Note: when you test this bug, ensure that your mysql client connection uses UTF-8, for example by

show variables like '%character_set%';

and that your terminal emulator uses UTF-8, in the shell:

echo äöü|od -t x1
0000000 c3 a4 c3 b6 c3 bc 0a
0000007
[18 Mar 2010 14:04] Harrison Fisk
This doesn't look like a bug to me.

The issue is with the statement:

alter table EncodingText01 charset=utf8;

This only changed the default character set for the table, not for existing columns, so they are still latin1 from your original definition.  Remember that character sets are a per column setting.

Instead you want to use:

ALTER TABLE EncodingText01 CONVERT TO utf8;

This convert all existing columns and data to be in utf8.
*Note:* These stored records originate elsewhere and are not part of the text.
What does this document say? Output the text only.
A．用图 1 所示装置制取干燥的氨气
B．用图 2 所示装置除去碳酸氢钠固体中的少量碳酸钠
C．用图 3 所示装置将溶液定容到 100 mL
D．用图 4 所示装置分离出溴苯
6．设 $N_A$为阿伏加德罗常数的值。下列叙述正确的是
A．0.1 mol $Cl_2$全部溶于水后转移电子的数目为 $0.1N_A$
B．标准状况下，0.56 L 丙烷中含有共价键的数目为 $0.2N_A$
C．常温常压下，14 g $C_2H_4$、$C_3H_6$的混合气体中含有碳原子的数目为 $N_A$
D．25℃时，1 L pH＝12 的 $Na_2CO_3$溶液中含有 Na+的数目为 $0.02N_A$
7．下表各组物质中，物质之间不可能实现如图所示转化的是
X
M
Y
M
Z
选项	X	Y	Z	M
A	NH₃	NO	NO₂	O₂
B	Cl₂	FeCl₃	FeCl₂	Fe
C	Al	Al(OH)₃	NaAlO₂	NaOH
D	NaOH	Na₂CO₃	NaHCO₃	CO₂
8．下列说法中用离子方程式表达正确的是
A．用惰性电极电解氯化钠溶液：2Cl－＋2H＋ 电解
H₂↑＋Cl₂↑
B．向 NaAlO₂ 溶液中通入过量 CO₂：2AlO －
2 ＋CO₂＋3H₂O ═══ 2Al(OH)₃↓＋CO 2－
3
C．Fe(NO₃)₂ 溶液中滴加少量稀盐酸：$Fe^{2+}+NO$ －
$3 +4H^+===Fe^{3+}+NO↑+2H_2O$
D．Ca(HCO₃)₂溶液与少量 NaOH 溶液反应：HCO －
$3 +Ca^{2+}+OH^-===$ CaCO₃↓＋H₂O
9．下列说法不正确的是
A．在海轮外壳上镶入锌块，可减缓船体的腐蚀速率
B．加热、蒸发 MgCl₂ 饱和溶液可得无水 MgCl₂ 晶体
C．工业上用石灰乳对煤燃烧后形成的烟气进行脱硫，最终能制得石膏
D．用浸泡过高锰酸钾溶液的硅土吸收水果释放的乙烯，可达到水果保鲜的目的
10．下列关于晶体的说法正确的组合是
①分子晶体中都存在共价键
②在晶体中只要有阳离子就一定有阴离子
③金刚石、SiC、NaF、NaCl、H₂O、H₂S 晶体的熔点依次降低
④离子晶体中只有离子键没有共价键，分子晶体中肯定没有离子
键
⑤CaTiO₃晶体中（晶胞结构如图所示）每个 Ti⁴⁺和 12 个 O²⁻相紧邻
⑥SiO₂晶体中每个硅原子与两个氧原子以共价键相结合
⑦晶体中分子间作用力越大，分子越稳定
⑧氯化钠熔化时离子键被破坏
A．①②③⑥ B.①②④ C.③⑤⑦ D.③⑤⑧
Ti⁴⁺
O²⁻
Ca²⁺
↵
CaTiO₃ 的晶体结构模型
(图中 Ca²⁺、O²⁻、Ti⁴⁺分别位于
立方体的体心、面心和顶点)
root@test~> create table EncodingText01 (
    ->   ID int unsigned not null auto_increment primary key,
    ->   Val varchar(250) not null
    -> ) engine=innodb charset=latin1;
Query OK, 0 rows affected (0.20 sec)

root@test~> -- insert latin 1 string
root@test~> insert into EncodingText01 (val) values ('äöü');
Query OK, 1 row affected (0.00 sec)

root@test~> -- change to utf8
root@test~> alter table EncodingText01 charset=utf8;
Query OK, 1 row affected (0.18 sec)
Records: 1  Duplicates: 0  Warnings: 0

root@test~> show create table EncodingText01\G
*************************** 1. row ***************************
       Table: EncodingText01
Create Table: CREATE TABLE `EncodingText01` (
  `ID` int(10) unsigned NOT NULL AUTO_INCREMENT,
  `Val` varchar(250) CHARACTER SET latin1 NOT NULL,
  PRIMARY KEY (`ID`)
) ENGINE=InnoDB AUTO_INCREMENT=2 DEFAULT CHARSET=utf

Notice the column is still latin1 above.
[18 Mar 2010 14:07] Harrison Fisk
Forgot the CHARACTER SET keyword, it should be:

ALTER TABLE EncodingText01 CONVERT TO CHARACTER SET utf8;